Berkeley school district faces 2 more child sex abuse lawsuits

The lawsuits claim staff members at two elementary schools sexually abused students in 1967 and 1995 and the schools failed to stop it.

The Bonar Street headquarters of the Berkeley Unified School District. Photo: Kaia Diringer

Berkeley Unified is now facing two different sexual abuse suits from former students claiming district employees — a music teacher and a discipline officer — sexually assaulted them when they were in elementary school.

The lawsuits, which are unrelated, detail allegations of abuse dating back to 1967 and 1995. In both cases, the suits claim that the employees repeatedly abused children and that the district failed to protect the students.

The first suit, filed in Alameda County Superior Court on March 1, claims that William Borgfeldt, a music teacher, repeatedly sexually abused a 6th grade student at Lincoln Elementary in 1967.

The lawsuit says Borgfeldt had anal and oral sex with the child, fondled the child’s genitals, and masturbated in front of him. The abuse took place at school and during trips to Disneyland, Los Angeles and Texas, according to the suit.

BUSD administrators, the suit claims, failed to stop the abuse, despite the music teacher’s “reputation for abusing minors,” which the filing says was “common knowledge.” The suit claims that school district was negligent in allowing the alleged sexual assault to continue and that the district’s actions amounted to a “cover-up.”

From the Berkeley Gazette, Dec. 16, 1979. Credit: Newspapers.com

In a separate incident over a decade later, Borgfeldt was charged with sexually molesting a 12-year-old student, according to an article in the Berkeley Gazette.

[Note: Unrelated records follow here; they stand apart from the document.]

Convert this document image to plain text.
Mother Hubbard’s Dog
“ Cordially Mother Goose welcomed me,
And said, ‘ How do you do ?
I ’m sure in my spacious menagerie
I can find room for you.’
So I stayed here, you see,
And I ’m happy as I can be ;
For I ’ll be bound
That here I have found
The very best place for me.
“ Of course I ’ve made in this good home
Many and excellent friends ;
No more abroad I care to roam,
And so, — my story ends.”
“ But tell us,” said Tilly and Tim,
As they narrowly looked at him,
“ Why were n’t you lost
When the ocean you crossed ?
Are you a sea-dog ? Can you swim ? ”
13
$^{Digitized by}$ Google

On Dec. 1, 1979, Borgfeldt took the boy on a private field trip that ended at Borgfeldt’s home in El Cerrito, where police said he made sexual advances, according to the Gazette article. The parents filed a complaint against the school district. (This incident was not mentioned in the lawsuit.) Borgfeldt also taught at Franklin Elementary, Cragmont Elementary and Willard Middle School.

Four years later, Borgfeldt was still employed at BUSD, according to the Gazette.

Borgfeldt could not be reached for comment.

In the second lawsuit, filed May 16 and first reported on by the Daily Cal, a former student claimed that Mr. Hardwick, a discipline officer at Malcolm X Elementary, had abused him and other students in “an isolated basement room” where he oversaw detention. According to the suit, the abuse began when the former student was a 5th grader at Malcolm X in 1995 and continued on multiple occasions throughout the school year.

The suit claims that Hardwick began by massaging the student’s shoulders. Eventually, according to the suit, he began rubbing the 5th grader’s genitals and performed oral sex on him against his will.

Hardwick is now deceased.

According to the suit, BUSD staff “ignored clear and obvious signs” of abuse, including complaints by other parents, and did not report the alleged abuse. In doing so, the school district failed to implement its own policies aimed at preventing sexual assault, the suit says. The suit notes that the officer had “unsupervised access to young children in a basement room.”

“My hope is that [the suit] draws attention to these problems both within the district and more broadly,” said Rachel Liebert, an attorney with the law firm Slater Slater and Schulman LLP, which specializes in sex abuse cases in California and filed the suit on behalf of the former Malcolm X student.

Liebert said districts should make sure that a child is never left alone with an adult in a situation like this, and that district staff comply with mandatory reporting laws.

A limited-time “lookback window,” which temporarily eliminated the statute of limitations for victims of childhood sexual abuse in California to come forward and file civil suits against their alleged abusers, is closing in December. Childhood sexual abuse lawsuits have been flooding institutions like the Catholic Church and Boy Scouts of America as the end of the “lookback window” approaches.

The window only applies to those over 40, while those under 40 can continue to file complaints of childhood sex abuse.

Last year, BUSD faced two other lawsuits alleging that Matthew Bissell, a chemistry and physical education teacher, abused Rachel Phillips from 2000 to 2003, another student from 1997 to 1998, and other students over the course of his tenure at the school. Bissell’s teaching credential was revoked in March. And the district settled a case with a former student who claimed that BUSD failed to protect her after she was sexually assaulted by another student in 2019.

Correction: A previous version of this article incorrectly described the sexual abuse that the 5th grade student allegedly experienced at Malcolm X.